According to NATO, in the fall of 2006 the following was true:
NATO troops dead: 19 out of 20,000
Afghan soldiers and police dead: Over 100
Taliban dead: 1,000 out of 3,000-5,000
Civilians killed by NATO: 53
Civilians killed or kidnapped by Taliban: Several hundred
Civilians fleeing homes due to Taliban in last four months: 80,000
No one's statistics are really trustworthy in war. For example, if we had an accurate census of Taliban troops they'd all be dead now. But, I'm willing to give the numbers the benefit of the doubt for argument's stake, and even to overlook some of the not strictly comparable numbers, such as the lack of numbers regarding civilians killed by Afghan government forces, and the fact that "killed or kidnapped" is not exactly the same as killed.
We also don't know how many Taliban soldiers or how many friendly forces, were captured. From our perspective, a Taliban foot soldier in a prison camp is as good or better than a dead Taliban soldier. The goal is to reduce the numbers of their forces in the field. Are the bulk of the 14,000 people in secret CIA prisons Taliban, or are they civilians from around the world believed to be involved in terrorism, for instance?
What do the numbers show?
1. NATO and the Afghan government are much better at killing their enemies than their enemies are at killing them. The implication is that we kill eight of them, for every one of us that gets killed, and that their forces have taken heavy losses, while ours have taken light losses (one would guess that Afghanistan should have on the order of 75,000 soldiers and police or more, given its population, although we aren't given that number).
2. NATO and the Afghan government are more discriminating in their use of force than their enemies. The implication is that about 5% of our kills were civilians, while two-thirds or more of their kills were civilian, and that they killed civilians six times or more as often as we do. The further implication is that we kill civilians by accident, while they are doing so on purpose.
3. The numbers also show that there is still an active war in progress in Afghanistan in which law and order is not prevailing in large parts of the country.
The tricky part of a counterinsurgency operation is that the goal of the operation is not primarily to kill insurgents. Killing insurgents is a means to an end. The goal is to reduce the number and impact of insurgent attacks. In this respect, the mission is failing. Taliban military impact is increasing about five years later, rather than decreasing, and the opium trade is also flourishing. Some Republican big wigs have been quoted saying that there may need to be a political solution in Afghanistan that involves the Taliban in government. This isn't simply caving to terrorists, this is the reality of how insurgencies are ended and the Republicans shouldn't be chastized for being more aware of this fact in Afghanistan than they are in Iraq.

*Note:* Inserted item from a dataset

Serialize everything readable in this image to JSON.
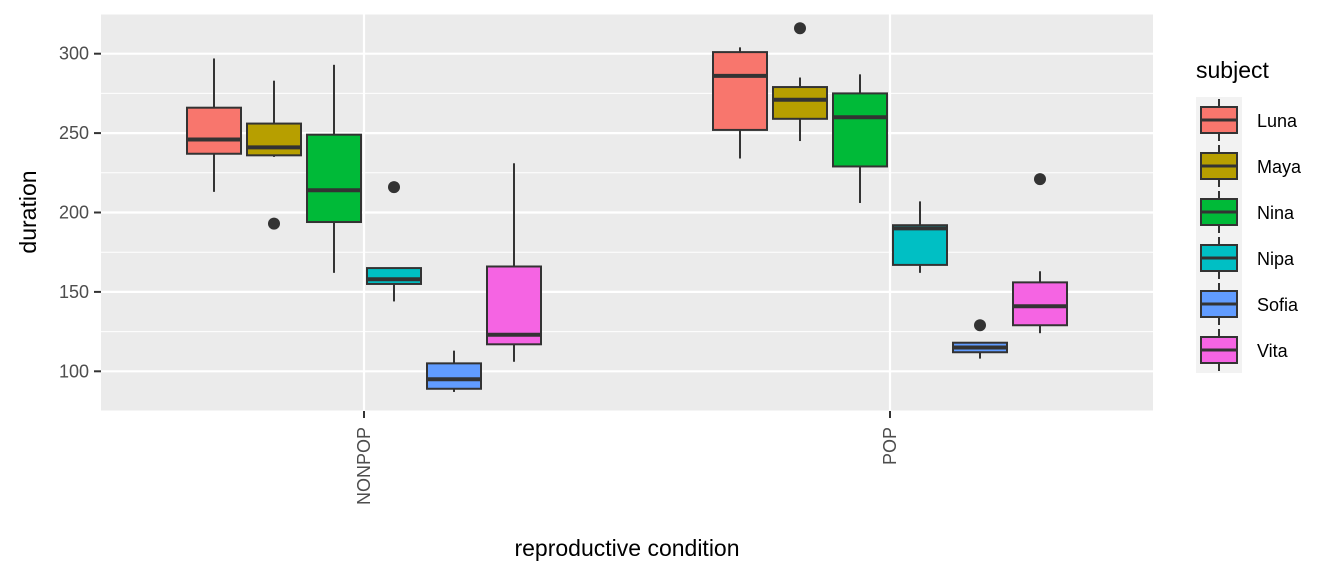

This doesn't mean that the war in Afghanistan hasn't been, on the whole, a success, or that it isn't worth continuing.
While the primary goal of the Afghan war, which was to destroy the leadership group behind the 9-11 attack, was not accomplished by the Afghan war, as this group fled to Pakistan, getting the Taliban out of power was not a bad thing. The Taliban regime was rightly despised worldwide, which is one of the main reasons that the U.S. was able to commence the war in Afghanistan without significant international opposition. The replacement, while hardly what a Western utopian vision would hope for, is better than the Taliban, came about more smoothly, is more widely accepted as legitimate than the current regime in Iraq.
This is being accomplished with a foreign force almost an order of magnitude smaller than the one in Iraq. The U.S. share of the total coalition is also a little smaller on a percentage basis, than the U.S. share of the coalition in Iraq. This is true despite the fact that Iraq and Afghanistan are similar in both population and geographic expanse, despite the fact that they are both Islamic countries with non-Islamic foreign military forces keeping peace, and despite the fact that in both cases, an existing regime which was the de facto government of the country was completely deposed.